Persistent Offender Statute and Prior Crimes Dates (Part 3)

by | Aug 11, 2018 | Blog, Criminal Law, Monmouth County, New Jersey, Ocean County

Judge Fisher continued: Remaining crime free during the preceding ten years – even when serving a probationary term during part or all of that ten years – demonstrates that individual’s ability to lead the ten-year crime-free life anticipated by our Legislature when enacting N.J.S.A. 2C:44-3(a). Persistent-offender statutes serve to deter individuals with criminal histories from further criminal behavior by giving notice that they may be subject to extended prison terms for subsequent crimes. Although nearly all states have such laws, there are few similar to ours. Wisconsin utilizes the phrase “actual confinement” and defines that phrase as connoting a time when an individual is “off the streets and no longer able to wreak further criminal havoc against the community.” State v. Price, 604 N.W.2d 898, 901 (Wis. Ct. App. 1999). That notion comports with our view of our own persistent-offender statute. An individual serving a probationary term is not “off the streets” and, thus, should be entitled to take advantage of the time that passes while on probation prior to the crime for which he or she is later charged.

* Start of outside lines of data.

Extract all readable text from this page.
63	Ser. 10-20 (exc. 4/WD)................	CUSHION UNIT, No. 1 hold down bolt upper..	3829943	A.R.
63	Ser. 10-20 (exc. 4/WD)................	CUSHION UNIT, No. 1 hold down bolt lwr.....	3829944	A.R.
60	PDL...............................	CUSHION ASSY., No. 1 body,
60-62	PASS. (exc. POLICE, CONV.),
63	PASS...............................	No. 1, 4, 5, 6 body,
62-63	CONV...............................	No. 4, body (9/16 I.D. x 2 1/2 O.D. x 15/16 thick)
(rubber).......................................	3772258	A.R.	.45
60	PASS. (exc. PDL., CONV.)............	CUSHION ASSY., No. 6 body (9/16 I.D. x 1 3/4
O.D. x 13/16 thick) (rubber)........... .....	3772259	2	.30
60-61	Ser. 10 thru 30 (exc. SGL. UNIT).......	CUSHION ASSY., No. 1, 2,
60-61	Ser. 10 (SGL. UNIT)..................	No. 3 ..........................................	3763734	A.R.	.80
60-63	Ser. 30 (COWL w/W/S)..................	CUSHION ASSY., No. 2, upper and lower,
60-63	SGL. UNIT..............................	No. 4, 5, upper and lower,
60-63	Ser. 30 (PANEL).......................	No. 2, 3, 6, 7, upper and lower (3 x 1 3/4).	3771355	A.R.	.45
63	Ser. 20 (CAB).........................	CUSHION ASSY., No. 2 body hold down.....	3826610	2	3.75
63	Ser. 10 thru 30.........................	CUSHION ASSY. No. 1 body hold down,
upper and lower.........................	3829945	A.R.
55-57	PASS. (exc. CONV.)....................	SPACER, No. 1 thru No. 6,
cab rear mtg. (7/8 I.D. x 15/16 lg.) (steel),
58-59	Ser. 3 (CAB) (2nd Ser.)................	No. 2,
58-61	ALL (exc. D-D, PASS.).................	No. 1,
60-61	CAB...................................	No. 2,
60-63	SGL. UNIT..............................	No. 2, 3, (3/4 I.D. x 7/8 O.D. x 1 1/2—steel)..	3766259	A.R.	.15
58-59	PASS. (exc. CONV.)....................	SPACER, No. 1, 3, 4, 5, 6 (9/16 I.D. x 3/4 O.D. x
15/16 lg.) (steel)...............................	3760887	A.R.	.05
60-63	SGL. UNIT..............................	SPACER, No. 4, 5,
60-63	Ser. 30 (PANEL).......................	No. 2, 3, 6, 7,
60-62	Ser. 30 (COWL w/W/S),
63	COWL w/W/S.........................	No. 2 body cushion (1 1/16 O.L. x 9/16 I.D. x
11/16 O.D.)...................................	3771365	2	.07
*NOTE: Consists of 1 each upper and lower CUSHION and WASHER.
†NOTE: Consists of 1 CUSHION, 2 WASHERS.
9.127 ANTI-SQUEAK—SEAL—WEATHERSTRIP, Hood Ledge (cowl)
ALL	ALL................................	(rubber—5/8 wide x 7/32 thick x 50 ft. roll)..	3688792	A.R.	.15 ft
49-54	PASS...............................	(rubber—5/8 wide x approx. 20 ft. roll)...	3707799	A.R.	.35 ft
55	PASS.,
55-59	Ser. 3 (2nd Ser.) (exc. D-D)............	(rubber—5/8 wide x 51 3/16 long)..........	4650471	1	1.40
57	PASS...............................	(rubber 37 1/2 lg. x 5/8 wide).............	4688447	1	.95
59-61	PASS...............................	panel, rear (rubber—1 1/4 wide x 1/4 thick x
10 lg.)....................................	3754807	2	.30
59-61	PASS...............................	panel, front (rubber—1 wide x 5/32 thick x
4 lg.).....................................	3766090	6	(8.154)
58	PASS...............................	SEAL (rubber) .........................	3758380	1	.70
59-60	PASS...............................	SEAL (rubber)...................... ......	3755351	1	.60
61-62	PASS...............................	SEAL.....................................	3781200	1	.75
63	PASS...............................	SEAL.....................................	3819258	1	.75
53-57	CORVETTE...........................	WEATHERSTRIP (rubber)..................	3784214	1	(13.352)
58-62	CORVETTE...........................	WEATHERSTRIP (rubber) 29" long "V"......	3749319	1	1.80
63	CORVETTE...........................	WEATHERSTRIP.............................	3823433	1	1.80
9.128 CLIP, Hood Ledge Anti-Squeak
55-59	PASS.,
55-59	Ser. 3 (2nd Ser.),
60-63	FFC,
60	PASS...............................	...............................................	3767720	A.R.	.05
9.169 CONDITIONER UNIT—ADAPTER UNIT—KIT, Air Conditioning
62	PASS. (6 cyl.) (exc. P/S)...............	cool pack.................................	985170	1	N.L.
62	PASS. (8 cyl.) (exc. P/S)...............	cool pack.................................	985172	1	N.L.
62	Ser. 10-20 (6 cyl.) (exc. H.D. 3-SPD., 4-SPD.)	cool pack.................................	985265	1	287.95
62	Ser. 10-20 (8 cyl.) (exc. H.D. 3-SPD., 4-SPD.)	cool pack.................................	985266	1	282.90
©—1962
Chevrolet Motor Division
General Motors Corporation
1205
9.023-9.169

In short, we reject the State’s argument and the sentencing judge’s interpretation; we hold that an individual serving a probationary term cannot be considered to be confined within the meaning of N.J.S.A. 2C:44-3(a).

Were that all that was before us, we would simply reverse and remand for resentencing without application of N.J.S.A. 2C:44-3(a). We are further mindful, however, of facts suggested to us by the parties since the appeal was filed that may impact on the analysis set forth in Section II above.

That is, the State has argued and provided some evidence to us to suggest defendant was briefly detained in Florida in 2006 for allegedly violating a condition of his probationary term. We do not know the nature of the violation. And it appears that whatever occurred resulted in the continuation of defendant’s probationary term.

The holding that “an individual serving a probationary term cannot be considered to be confined within the meaning of N.J.S.A. 2C:44-3(a)” begs the question of how to treat confinement due to an alleged violation of probation or an adjudicated violation of probation. As a practical matter, the application of an extended term means exposure to many additional years in prison. Such an extreme sanction should not turn on several discretionary days in jai spent waiting for the adjudication of an alleged violation of probation.